I guess I have to flip through the rules again…
You may not think about it too much, but iconography is such an important part of many games. When it’s done right, the game flow is seamless, but when it’s not straightforward you’ll be taken out of that flow by having to refer back to the rules or reference cards again and again.
If you want your players to have a better experience and maintain the flow of the game, it’s important to ensure that you’re using helpful symbols and icons, whether it be on your cards, boards, tiles, or other components in your game.

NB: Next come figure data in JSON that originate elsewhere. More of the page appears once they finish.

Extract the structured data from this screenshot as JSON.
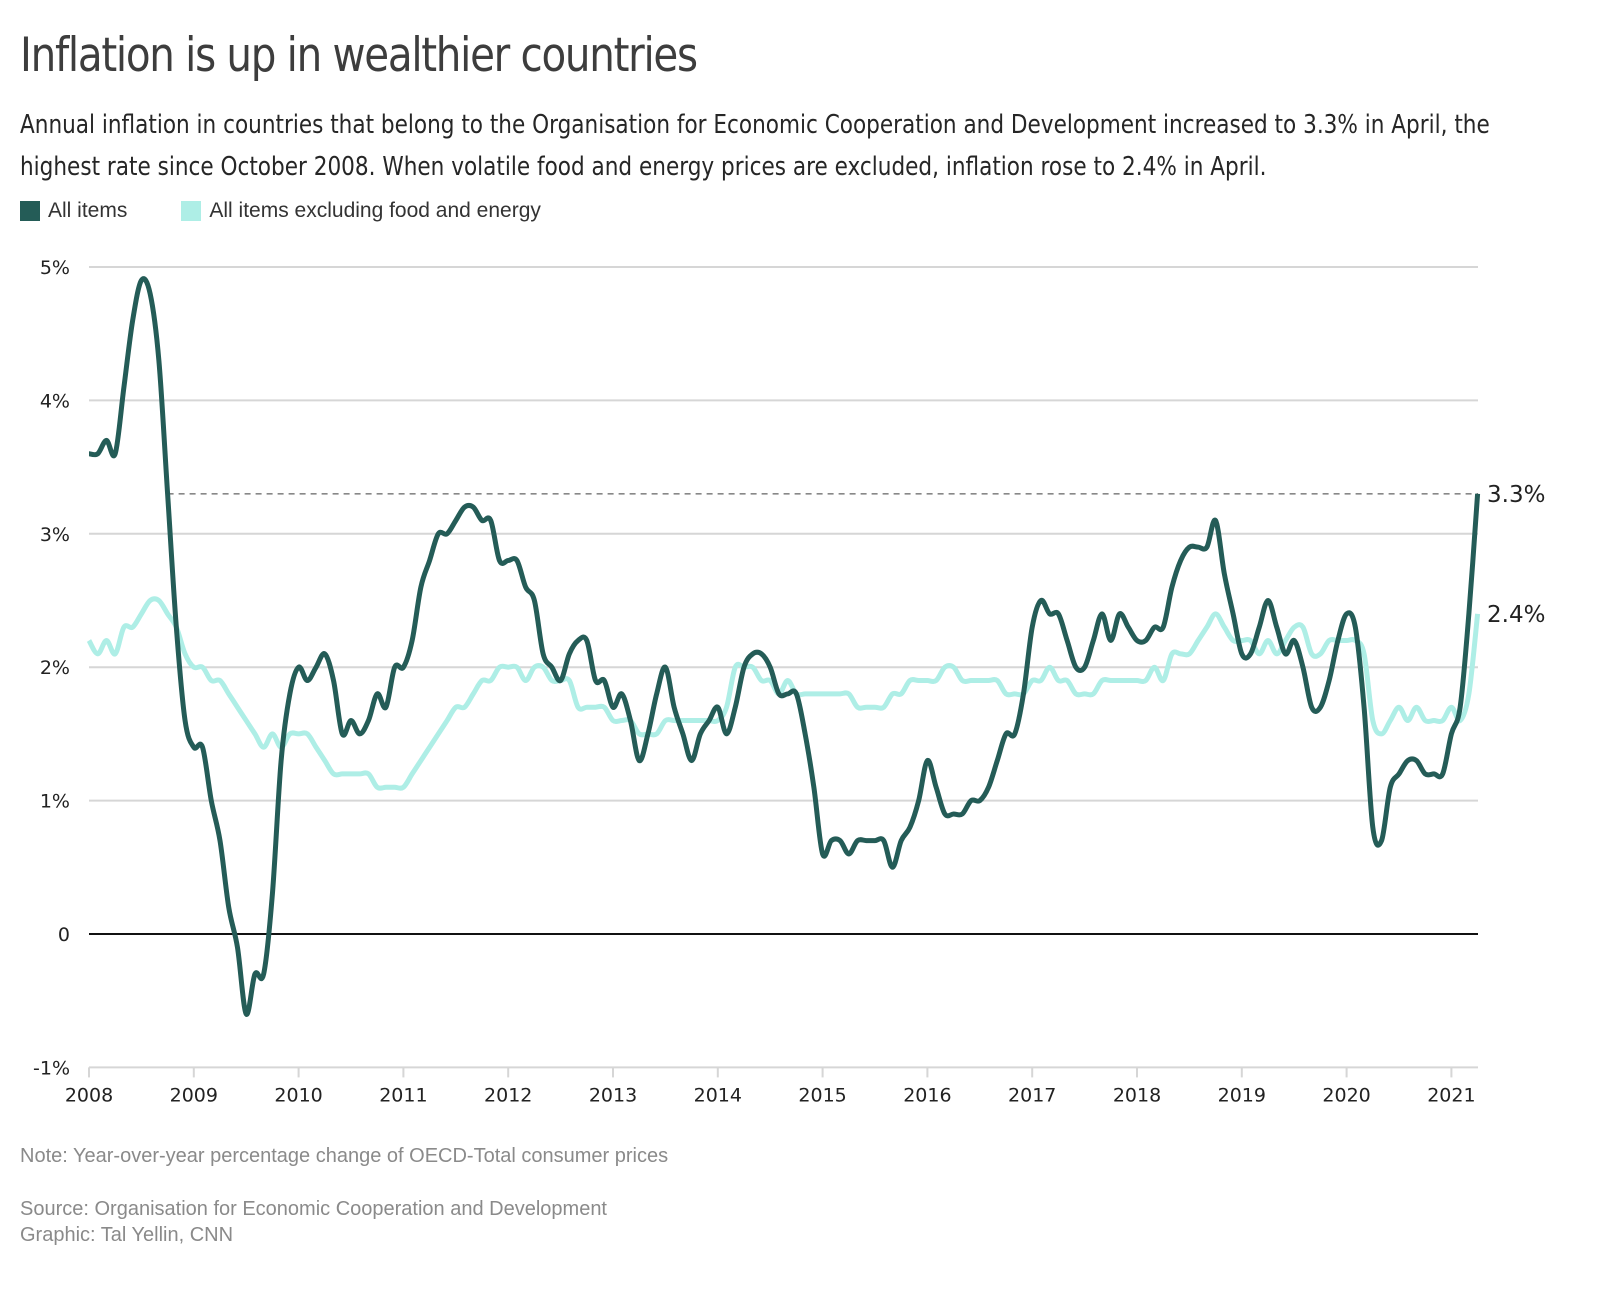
{
  "header": {
    "title": "Inflation is up in wealthier countries",
    "subtitle": "Annual inflation in countries that belong to the Organisation for Economic Cooperation and Development increased to 3.3% in April, the highest rate since October 2008. When volatile food and energy prices are excluded, inflation rose to 2.4% in April."
  },
  "legend": [
    {
      "label": "All items",
      "color": "#245c57"
    },
    {
      "label": "All items excluding food and energy",
      "color": "#aeeee6"
    }
  ],
  "footer": {
    "note": "Note: Year-over-year percentage change of OECD-Total consumer prices",
    "source": "Source: Organisation for Economic Cooperation and Development",
    "credit": "Graphic: Tal Yellin, CNN"
  },
  "chart_data": {
    "type": "line",
    "title": "Inflation is up in wealthier countries",
    "xlabel": "",
    "ylabel": "",
    "x_start": "2008-01",
    "x_end": "2021-04",
    "frequency": "monthly",
    "ylim": [
      -1,
      5
    ],
    "yticks": [
      -1,
      0,
      1,
      2,
      3,
      4,
      5
    ],
    "ytick_labels": [
      "-1%",
      "0",
      "1%",
      "2%",
      "3%",
      "4%",
      "5%"
    ],
    "xticks": [
      2008,
      2009,
      2010,
      2011,
      2012,
      2013,
      2014,
      2015,
      2016,
      2017,
      2018,
      2019,
      2020,
      2021
    ],
    "xtick_labels": [
      "2008",
      "2009",
      "2010",
      "2011",
      "2012",
      "2013",
      "2014",
      "2015",
      "2016",
      "2017",
      "2018",
      "2019",
      "2020",
      "2021"
    ],
    "grid": true,
    "zero_line": true,
    "reference_line": {
      "value": 3.3,
      "from": "2008-10",
      "style": "dashed"
    },
    "end_labels": [
      {
        "series": "All items",
        "text": "3.3%"
      },
      {
        "series": "All items excluding food and energy",
        "text": "2.4%"
      }
    ],
    "legend_position": "top-left",
    "series": [
      {
        "name": "All items",
        "color": "#245c57",
        "values": [
          3.6,
          3.6,
          3.7,
          3.6,
          4.1,
          4.6,
          4.9,
          4.8,
          4.3,
          3.3,
          2.3,
          1.6,
          1.4,
          1.4,
          1.0,
          0.7,
          0.2,
          -0.1,
          -0.6,
          -0.3,
          -0.3,
          0.3,
          1.3,
          1.8,
          2.0,
          1.9,
          2.0,
          2.1,
          1.9,
          1.5,
          1.6,
          1.5,
          1.6,
          1.8,
          1.7,
          2.0,
          2.0,
          2.2,
          2.6,
          2.8,
          3.0,
          3.0,
          3.1,
          3.2,
          3.2,
          3.1,
          3.1,
          2.8,
          2.8,
          2.8,
          2.6,
          2.5,
          2.1,
          2.0,
          1.9,
          2.1,
          2.2,
          2.2,
          1.9,
          1.9,
          1.7,
          1.8,
          1.6,
          1.3,
          1.5,
          1.8,
          2.0,
          1.7,
          1.5,
          1.3,
          1.5,
          1.6,
          1.7,
          1.5,
          1.7,
          2.0,
          2.1,
          2.1,
          2.0,
          1.8,
          1.8,
          1.8,
          1.5,
          1.1,
          0.6,
          0.7,
          0.7,
          0.6,
          0.7,
          0.7,
          0.7,
          0.7,
          0.5,
          0.7,
          0.8,
          1.0,
          1.3,
          1.1,
          0.9,
          0.9,
          0.9,
          1.0,
          1.0,
          1.1,
          1.3,
          1.5,
          1.5,
          1.8,
          2.3,
          2.5,
          2.4,
          2.4,
          2.2,
          2.0,
          2.0,
          2.2,
          2.4,
          2.2,
          2.4,
          2.3,
          2.2,
          2.2,
          2.3,
          2.3,
          2.6,
          2.8,
          2.9,
          2.9,
          2.9,
          3.1,
          2.7,
          2.4,
          2.1,
          2.1,
          2.3,
          2.5,
          2.3,
          2.1,
          2.2,
          2.0,
          1.7,
          1.7,
          1.9,
          2.2,
          2.4,
          2.3,
          1.7,
          0.8,
          0.7,
          1.1,
          1.2,
          1.3,
          1.3,
          1.2,
          1.2,
          1.2,
          1.5,
          1.7,
          2.4,
          3.3
        ]
      },
      {
        "name": "All items excluding food and energy",
        "color": "#aeeee6",
        "values": [
          2.2,
          2.1,
          2.2,
          2.1,
          2.3,
          2.3,
          2.4,
          2.5,
          2.5,
          2.4,
          2.3,
          2.1,
          2.0,
          2.0,
          1.9,
          1.9,
          1.8,
          1.7,
          1.6,
          1.5,
          1.4,
          1.5,
          1.4,
          1.5,
          1.5,
          1.5,
          1.4,
          1.3,
          1.2,
          1.2,
          1.2,
          1.2,
          1.2,
          1.1,
          1.1,
          1.1,
          1.1,
          1.2,
          1.3,
          1.4,
          1.5,
          1.6,
          1.7,
          1.7,
          1.8,
          1.9,
          1.9,
          2.0,
          2.0,
          2.0,
          1.9,
          2.0,
          2.0,
          1.9,
          1.9,
          1.9,
          1.7,
          1.7,
          1.7,
          1.7,
          1.6,
          1.6,
          1.6,
          1.5,
          1.5,
          1.5,
          1.6,
          1.6,
          1.6,
          1.6,
          1.6,
          1.6,
          1.6,
          1.7,
          2.0,
          2.0,
          2.0,
          1.9,
          1.9,
          1.8,
          1.9,
          1.8,
          1.8,
          1.8,
          1.8,
          1.8,
          1.8,
          1.8,
          1.7,
          1.7,
          1.7,
          1.7,
          1.8,
          1.8,
          1.9,
          1.9,
          1.9,
          1.9,
          2.0,
          2.0,
          1.9,
          1.9,
          1.9,
          1.9,
          1.9,
          1.8,
          1.8,
          1.8,
          1.9,
          1.9,
          2.0,
          1.9,
          1.9,
          1.8,
          1.8,
          1.8,
          1.9,
          1.9,
          1.9,
          1.9,
          1.9,
          1.9,
          2.0,
          1.9,
          2.1,
          2.1,
          2.1,
          2.2,
          2.3,
          2.4,
          2.3,
          2.2,
          2.2,
          2.2,
          2.1,
          2.2,
          2.1,
          2.2,
          2.3,
          2.3,
          2.1,
          2.1,
          2.2,
          2.2,
          2.2,
          2.2,
          2.1,
          1.6,
          1.5,
          1.6,
          1.7,
          1.6,
          1.7,
          1.6,
          1.6,
          1.6,
          1.7,
          1.6,
          1.8,
          2.4
        ]
      }
    ]
  }
}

Here is an example of great use of icons in the game Barenpark:
Notice how the park tiles have symbols including wheelbarrows, cement mixers, construction vehicles, work crews, and bear pits. Each one of these is also represented on the main board to indicate where you can choose your next piece from based on which squares you covered in your bear park, or that you can add a new tile or bear statue to your park.
In addition, the main board shows how to easily set up the game without having to look through the rulebook. Based on the number of players, you select the pieces of certain values and include them on the main board.
Very simple. Very elegant.
Here’s another example from the game Forbidden Island:
It’s very easy to see which tiles you must travel to in order to collect any of the four treasures. Also, the player starting tiles and helicopter pad are easily distinguishable.
I just started working with a friend on a new game called Night Hawkers. I printed off a quick board to try out the concept and it felt okay, but a little bit dry.
Then I remembered what I had learned from these other games, and prototyped a much better board. I used these examples as an inspiration and made sure that all the spaces on the board were indicated clearly with the number of players, as well as which areas were active during the daytime and nighttime.
The next playtest was considerably better. Although the board was hand-drawn and not as attractive as the first version, it was much easier to understand and see what was going on.
What games have you played that have had really great iconography? What was it about the symbols and icons that made the game more intuitive and enjoyable?